PDGF-b is crucial for vasculogenesis, as it initiates proliferation and migration of pericytes, said Dr. Reichel. He added that PDGF-b also is required in cellular division of fibroblasts, and it has roles in wound healing, cancer, and fibrosis.

“PDGF-vascular endothelial growth factor (VEGF) is a vicious cycle,” Dr. Reichel said. “Anti-PDGF drugs and anti-VEGF drugs have different mechanisms of action. Anti-PDGF drugs increase sensitivity to anti-VEGF drugs and have anti-fibrotic activity. 

NEXT: PDGF in pathologic neovascularization

Dr. Reichel discussed the main players in pathologic neovascularization.

“Pericytes produce VEGF to protect the endothelial cells,” he said. “VEGF causes new vessel growth. New endothelial cells in turn elaborate PDGF, and proliferation of pericytes due to elevated levels of PDGF can result in a reduced response of new vessels to anti-VEGF drugs, as reported by Damas et al. [American Journal of Pathology 2006;168:2036-2053].”

When pericytes cover abnormal blood vessels, Dr. Reichel added, the new vessels are protected and their anti-VEGF-induced disruption is slowed, and, therefore, anti-VEGF drugs do not work as well.

Conclusively, PDGF and VEGF constitute a vicious cycle, he said.

“The PDGF concentration goes up and then the VEGF concentration goes up. We cannot fight this interaction,” Dr. Reichel said.

NEXT: Clinical trials

The strategy behind clinical trials is identifying a way to inhibit PDGF in neovascular AMD. By blocking PDGF-b, the pericytes are stripped, which increases the sensitivity of the bare endothelial cells to anti-VEGF agents, which results in regression of neovascularization. Blocking PDGF-b also results in anti-fibrotic activity.

Fovista (Ophthotech Corp.) is a pegylated aptamer that inhibits PDGF-b in combination with administration of an anti-VEGF drug. The drug is not coformulated, but a separate injection from an anti-VEGF drug. The completed phase IIb trial included 449 patients.

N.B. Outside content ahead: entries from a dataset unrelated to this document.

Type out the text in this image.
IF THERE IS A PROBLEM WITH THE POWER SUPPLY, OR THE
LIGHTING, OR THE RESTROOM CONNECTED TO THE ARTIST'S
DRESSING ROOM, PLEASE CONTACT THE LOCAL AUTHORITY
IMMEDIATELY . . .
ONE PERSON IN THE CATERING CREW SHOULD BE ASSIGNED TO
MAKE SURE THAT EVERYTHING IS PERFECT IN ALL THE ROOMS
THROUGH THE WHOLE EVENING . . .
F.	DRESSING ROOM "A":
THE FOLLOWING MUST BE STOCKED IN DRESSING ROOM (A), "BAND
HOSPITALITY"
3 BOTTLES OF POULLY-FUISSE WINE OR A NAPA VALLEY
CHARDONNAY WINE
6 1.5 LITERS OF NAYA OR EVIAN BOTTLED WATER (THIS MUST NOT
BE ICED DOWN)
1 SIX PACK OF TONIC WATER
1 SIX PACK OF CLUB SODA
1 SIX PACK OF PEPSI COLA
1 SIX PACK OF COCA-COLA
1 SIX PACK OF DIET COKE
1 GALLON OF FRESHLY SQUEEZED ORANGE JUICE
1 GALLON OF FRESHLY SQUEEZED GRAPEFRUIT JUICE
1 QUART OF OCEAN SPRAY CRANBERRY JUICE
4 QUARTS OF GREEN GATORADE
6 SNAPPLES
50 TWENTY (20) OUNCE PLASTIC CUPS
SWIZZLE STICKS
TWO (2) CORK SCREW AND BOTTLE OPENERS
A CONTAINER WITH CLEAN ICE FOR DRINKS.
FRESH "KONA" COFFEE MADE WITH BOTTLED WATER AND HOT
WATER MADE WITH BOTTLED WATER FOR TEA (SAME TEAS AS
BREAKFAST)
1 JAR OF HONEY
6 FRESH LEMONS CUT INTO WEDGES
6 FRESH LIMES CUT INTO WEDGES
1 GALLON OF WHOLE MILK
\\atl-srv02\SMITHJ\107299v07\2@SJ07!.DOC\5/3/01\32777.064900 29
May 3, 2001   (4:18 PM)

“The results showed that the patients treated with Fovista had resolution of choroidal neovascularization and reduced fibrosis with significant visual improvement compared with the use of an anti-VEGF therapy alone,” Dr. Reichel reported.

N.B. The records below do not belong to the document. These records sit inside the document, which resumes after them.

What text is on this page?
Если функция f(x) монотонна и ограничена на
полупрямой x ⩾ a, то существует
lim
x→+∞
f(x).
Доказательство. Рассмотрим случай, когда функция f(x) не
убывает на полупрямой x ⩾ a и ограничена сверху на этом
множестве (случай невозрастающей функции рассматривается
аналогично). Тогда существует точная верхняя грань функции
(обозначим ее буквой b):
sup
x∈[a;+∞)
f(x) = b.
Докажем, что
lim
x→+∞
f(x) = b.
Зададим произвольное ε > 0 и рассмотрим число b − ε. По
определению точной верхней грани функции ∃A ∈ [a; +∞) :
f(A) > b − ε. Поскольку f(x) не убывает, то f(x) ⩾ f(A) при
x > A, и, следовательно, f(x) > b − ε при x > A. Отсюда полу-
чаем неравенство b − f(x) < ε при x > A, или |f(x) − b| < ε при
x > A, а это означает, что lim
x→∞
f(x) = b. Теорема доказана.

The phase III trial is ongoing.

Another drug in the pipeline is REGN2176-3 (Regeneron Pharmaceuticals), a recombinant human antibody to PDGFRb. This product is coformulated with aflibercept (Eylea, Regeneron Pharmaceuticals). A phase I study of this treatment has been completed, and the phase II study will start in the first half of this year, according to Dr. Reichel.

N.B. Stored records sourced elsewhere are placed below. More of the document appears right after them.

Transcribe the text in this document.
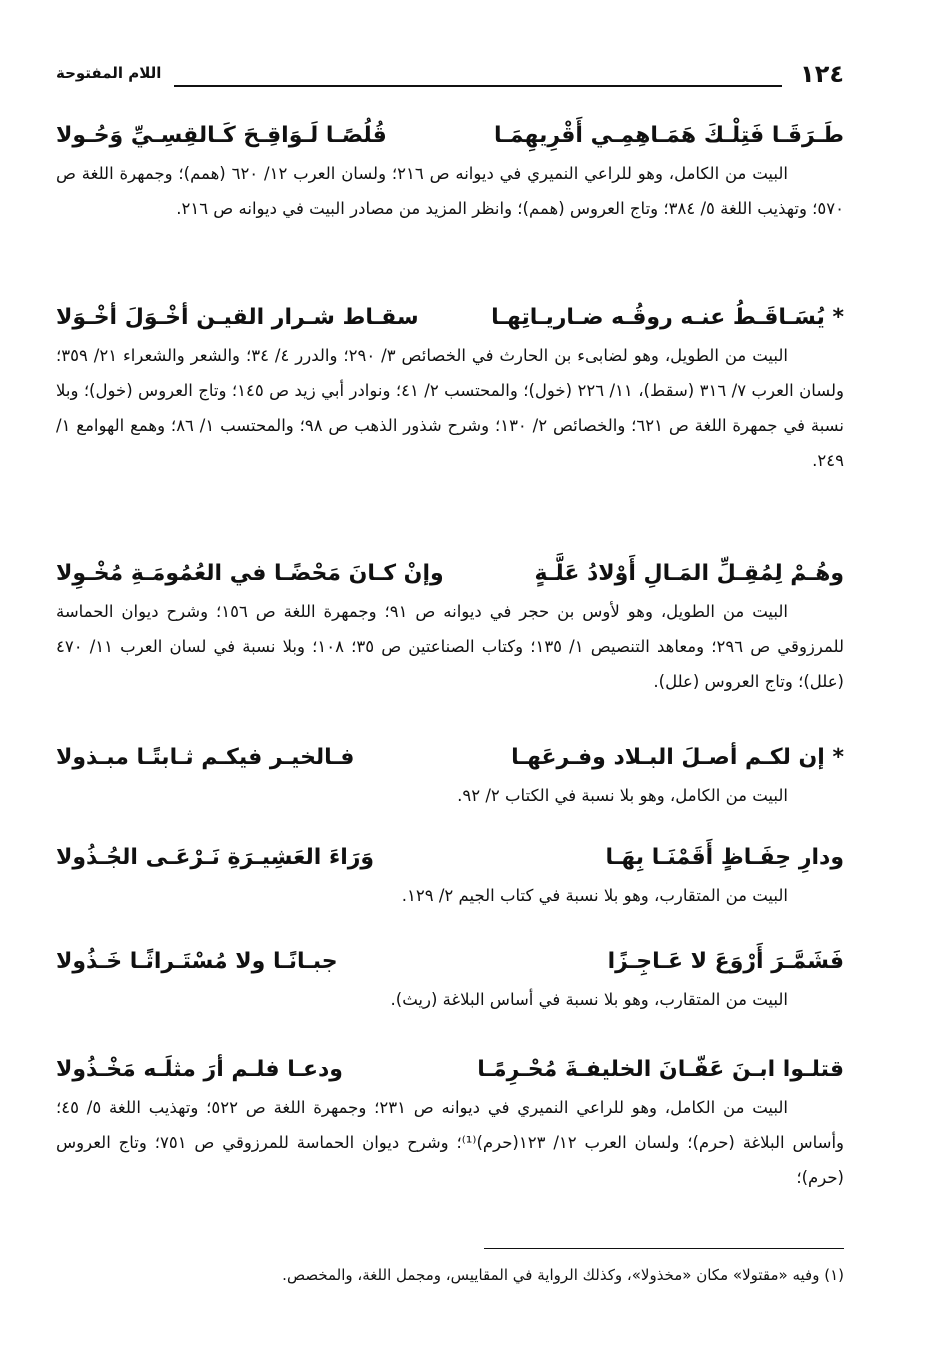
١٢٤
اللام المفتوحة
طَـرَقَـا فَتِلْـكَ هَمَـاهِمِـي أَقْرِيهِمَـا
قُلُصًـا لَـوَاقِـحَ كَـالقِسِـيِّ وَحُـولا
البيت من الكامل، وهو للراعي النميري في ديوانه ص ٢١٦؛ ولسان العرب ١٢/ ٦٢٠ (همم)؛ وجمهرة اللغة ص ٥٧٠؛ وتهذيب اللغة ٥/ ٣٨٤؛ وتاج العروس (همم)؛ وانظر المزيد من مصادر البيت في ديوانه ص ٢١٦.
* يُسَـاقَـطُ عنـه روقُـه ضـاريـاتِهـا
سقـاط شـرار القيـن أخْـوَلَ أخْـوَلا
البيت من الطويل، وهو لضابىء بن الحارث في الخصائص ٣/ ٢٩٠؛ والدرر ٤/ ٣٤؛ والشعر والشعراء ٢١/ ٣٥٩؛ ولسان العرب ٧/ ٣١٦ (سقط)، ١١/ ٢٢٦ (خول)؛ والمحتسب ٢/ ٤١؛ ونوادر أبي زيد ص ١٤٥؛ وتاج العروس (خول)؛ وبلا نسبة في جمهرة اللغة ص ٦٢١؛ والخصائص ٢/ ١٣٠؛ وشرح شذور الذهب ص ٩٨؛ والمحتسب ١/ ٨٦؛ وهمع الهوامع ١/ ٢٤٩.
وهُـمْ لِمُقِـلِّ المَـالِ أَوْلادُ عَلَّـةٍ
وإنْ كـانَ مَحْضًـا في العُمُومَـةِ مُخْـوِلا
البيت من الطويل، وهو لأوس بن حجر في ديوانه ص ٩١؛ وجمهرة اللغة ص ١٥٦؛ وشرح ديوان الحماسة للمرزوقي ص ٢٩٦؛ ومعاهد التنصيص ١/ ١٣٥؛ وكتاب الصناعتين ص ٣٥؛ ١٠٨؛ وبلا نسبة في لسان العرب ١١/ ٤٧٠ (علل)؛ وتاج العروس (علل).
* إن لكـم أصـلَ البـلاد وفـرعَهـا
فـالخيـر فيكـم ثـابتًـا مبـذولا
البيت من الكامل، وهو بلا نسبة في الكتاب ٢/ ٩٢.
ودارِ حِفَـاظٍ أَقَمْنَـا بِهَـا
وَرَاءَ العَشِيـرَةِ نَـرْعَـى الجُـذُولا
البيت من المتقارب، وهو بلا نسبة في كتاب الجيم ٢/ ١٢٩.
فَشَمَّـرَ أَرْوَعَ لا عَـاجِـزًا
جبـانًـا ولا مُسْتَـراثًـا خَـذُولا
البيت من المتقارب، وهو بلا نسبة في أساس البلاغة (ريث).
قتلـوا ابـنَ عَفّـانَ الخليفـةَ مُحْـرِمًـا
ودعـا فلـم أرَ مثلَـه مَخْـذُولا
البيت من الكامل، وهو للراعي النميري في ديوانه ص ٢٣١؛ وجمهرة اللغة ص ٥٢٢؛ وتهذيب اللغة ٥/ ٤٥؛ وأساس البلاغة (حرم)؛ ولسان العرب ١٢/ ١٢٣(حرم)⁽¹⁾؛ وشرح ديوان الحماسة للمرزوقي ص ٧٥١؛ وتاج العروس (حرم)؛
(١) وفيه «مقتولا» مكان «مخذولا»، وكذلك الرواية في المقاييس، ومجمل اللغة، والمخصص.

A third drug, DE-120, is under study by Santen Pharmaceuticals. This drug is a dual tyrosine kinase receptor inhibitor of VEGF and PDGF. The phase I segment of the trial is ongoing.

 “(These) three clinical trials of drugs are currently ongoing,” Dr. Reichel explained. “The phase II Fovista study shows the benefit of anti-PDGF therapy combined with anti-VEGF therapy for treating neovascular AMD.”